Uzun zamandır bu konu hakkında o kadar fazla soru geliyor ki artık oturup bir yazı yazmanın zamanı geldi dedim kendime…
Ülkemizde yüksek öğretimin kalitesi ortada, bunu tekrar konuşmanın kimseye faydası yok. Konuşulması gereken sorunlar değil çözümler artık. Bundan 15-20 yıl önce yüksek lisansın bugüne göre bir anlamı vardı, artık ne yazık ki eğitim camiası amacından sapan bu eğitim ve araştırma sürecini anlamamış öğrencilerle dolu. Bazen danışmanın ilgisizliği bazen öğrencinin para vererek aldığı eğitime bakış açısı, bazen de diğer pek çok sayıda farklı sebepten dolayı öğrenciler ders aşamasından sonra bir bilinmezliğe sürükleniyor.

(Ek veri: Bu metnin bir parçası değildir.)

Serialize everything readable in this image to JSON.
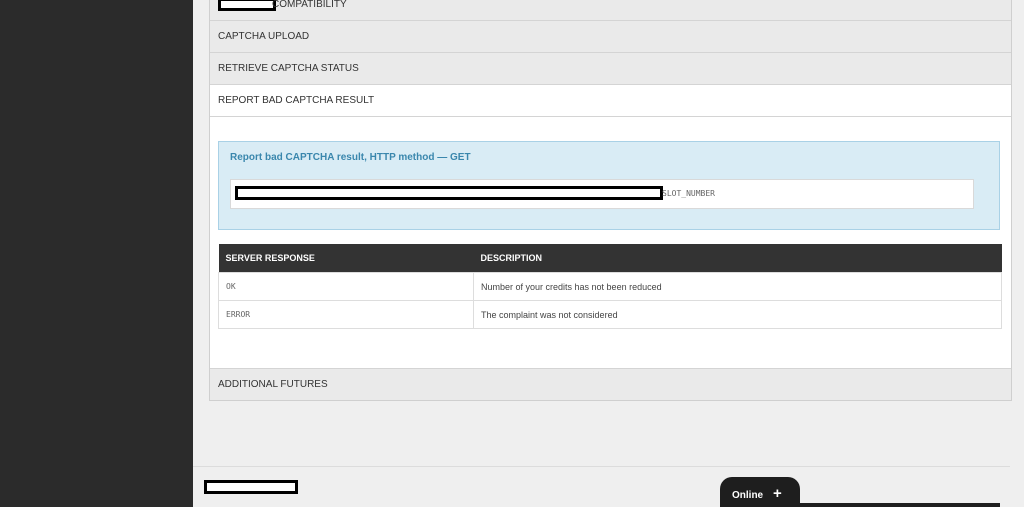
{
  "accordion": {
    "items": [
      {
        "label": "COMPATIBILITY"
      },
      {
        "label": "CAPTCHA UPLOAD"
      },
      {
        "label": "RETRIEVE CAPTCHA STATUS"
      },
      {
        "label": "REPORT BAD CAPTCHA RESULT"
      },
      {
        "label": "ADDITIONAL FUTURES"
      }
    ]
  },
  "report": {
    "title": "Report bad CAPTCHA result, HTTP method — GET",
    "url_param": "SLOT_NUMBER",
    "table": {
      "headers": [
        "SERVER RESPONSE",
        "DESCRIPTION"
      ],
      "rows": [
        {
          "code": "OK",
          "description": "Number of your credits has not been reduced"
        },
        {
          "code": "ERROR",
          "description": "The complaint was not considered"
        }
      ]
    }
  },
  "chat": {
    "label": "Online",
    "plus": "+"
  },
  "colors": {
    "sidebar": "#2b2b2b",
    "info_bg": "#d9ecf5",
    "info_title": "#3a87ad",
    "table_header": "#333333"
  }
}
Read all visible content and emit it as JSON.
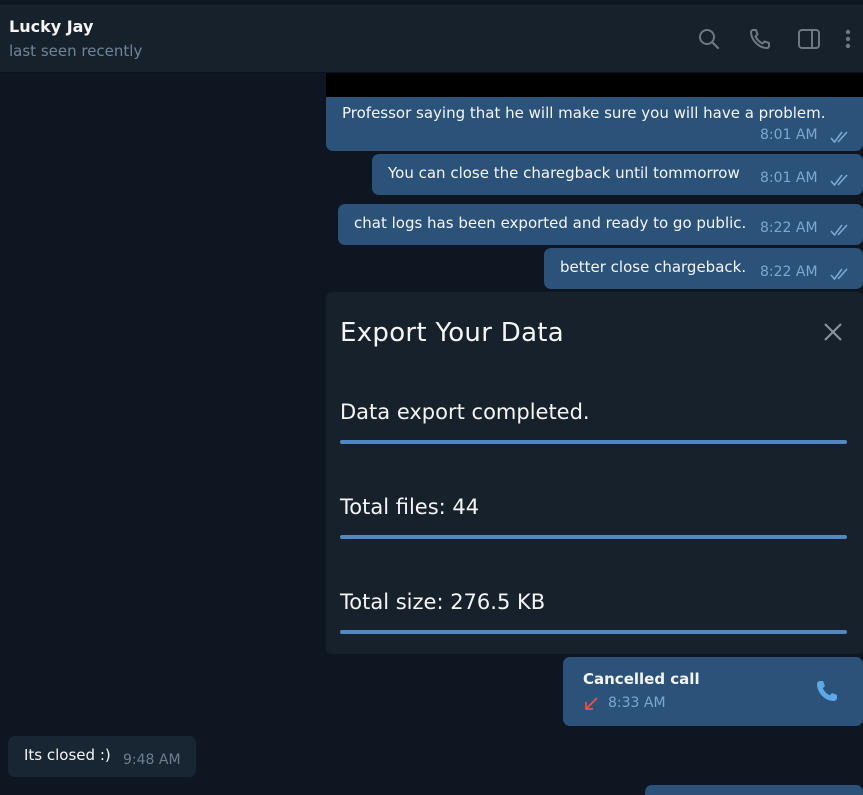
{
  "header": {
    "title": "Lucky Jay",
    "subtitle": "last seen recently",
    "icons": [
      "search-icon",
      "phone-icon",
      "sidebar-toggle-icon",
      "more-vertical-icon"
    ]
  },
  "messages": [
    {
      "text": "Professor saying that he will make sure you will have a problem.",
      "time": "8:01 AM"
    },
    {
      "text": "You can close the charegback until tommorrow",
      "time": "8:01 AM"
    },
    {
      "text": "chat logs has been exported and ready to go public.",
      "time": "8:22 AM"
    },
    {
      "text": "better close chargeback.",
      "time": "8:22 AM"
    }
  ],
  "export_dialog": {
    "title": "Export Your Data",
    "status": "Data export completed.",
    "total_files": "Total files: 44",
    "total_size": "Total size: 276.5 KB"
  },
  "call": {
    "title": "Cancelled call",
    "time": "8:33 AM"
  },
  "incoming": {
    "text": "Its closed :)",
    "time": "9:48 AM"
  },
  "colors": {
    "background": "#0e1621",
    "header": "#17212b",
    "outgoing_bubble": "#2b5278",
    "incoming_bubble": "#182533",
    "accent": "#5288c1",
    "missed_call": "#e5534b"
  }
}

Araştırma nedir? Nasıl yapılır? Soruları ile baş başa kalan öğrenci, etik olmayan yollara bile başvurabiliyor. Bu yazı ile size araştırma konusu nasıl bulunur sorusuna yanıt bulmanız için yardımcı olacağım.
Araştırmacı, bir problem peşinde koşan, bu problemin konusu ile ilgili literatüre hâkim olan ve nihayetinde ele aldığı problem ile ilgili çözüm önerileri sunan kişidir. Yeri gelmişken şunu da belirtmek isterim ki yüksek lisans tezi ya da projesi yazarken sizden yeni bir şey icat etmeniz beklenmez. Doktorayı ayrı bir yere koyduğum için bu sınıfa doktora öğrencisini dahil etmiyorum.
En basit hali ile düşünürsek bir kişinin bir konu hakkında bilgi sahibi olması için o konuda okuması gerekir. Yüksek öğretimdeki en büyük eksikliklerden biri okuma alışkanlığının düşük olmasıdır. Sadece öğrencilerin değil akademisyenlerin de bir konu ile ilgili kaynak araştırması yaparken sadece makalelerin amacına ve sonucuna bakarak otomatik bir süreç içerisinde literatür incelediklerini görüyoruz. Halbuki ilgili konuda makale dışı iyi kitapların derinlemesine okunması ve irdelenmesi bir araştırmacının ilk ve en önemli amacı olmalıdır.
Bir araştırma konusunun en sağlıksız elde ediliş biçimi, birinden elde edilen bilgi ile araştırılmasıdır. Bu durumda araştırma problemini siz bulmuş olmuyorsunuz ve konuya olan merakınız size ait olmuyor. Yani tezi, makaleyi ya da araştırmayı sırf yapmak için yapıyorsunuz. Bu da işin en güzel tarafını, araştırmacının heyecanını yok ediyor.
Hangi konuda araştırma yapacağınızı bilmiyorsanız alanınızla ilgili kitap okumamışsınız demektir. Böyle bir durumda olan bir araştırmacı adayı ilk önce kendine biraz zaman tanımalıdır. 2-3 ay alan ile ilgili en önemli, derin bir kaç kitabı okumakla başlayabilirsiniz. Bu okuma, yüzeysel olmamalıdır. Not alarak okumalısınız. Eğer okurken heyecanlanıyor iseniz doğru yoldasınız demektir. Heyecanlanmadan bu iş tam bir işkenceye dönüşür. Heyecanlanacağınız bir konu bulana kadar okumaya devam ediniz. Bazen 1 yıl okursunuz 1 ayda yazarsınız, bu konunun niteliğine göre değişir. Otomatik bir sürece tabi olmanız gerekmez.
Eğer siz de araştırma konusu bulmada böyle bir sorun yaşıyorsanız alanınızla ilgili en iyi kitapları ve makaleleri okumaya başlayın. Bu kaynakları internet sitelerinden ziyade danışmanınızdan ve kütüphanelerdeki ilgili veritabanlarından öğrenebilirsiniz. Zaten yüksek lisans öğrencisi iseniz ders aşamasında iken çeşitli konuları öğrendikçe belli başlı konu başlıkları dikkatinizi çekecektir. Dikkatinizi çeken bir konu olduğunda hemen literatürü tarayın, zira aklınıza gelen o dahiyane fikri daha önce başka birisi düşünmüş olabilir.
Son söz, birine tez konusu sormak ne iş olsa yaparım anlamına gelir, bunu kendinize yapmayın.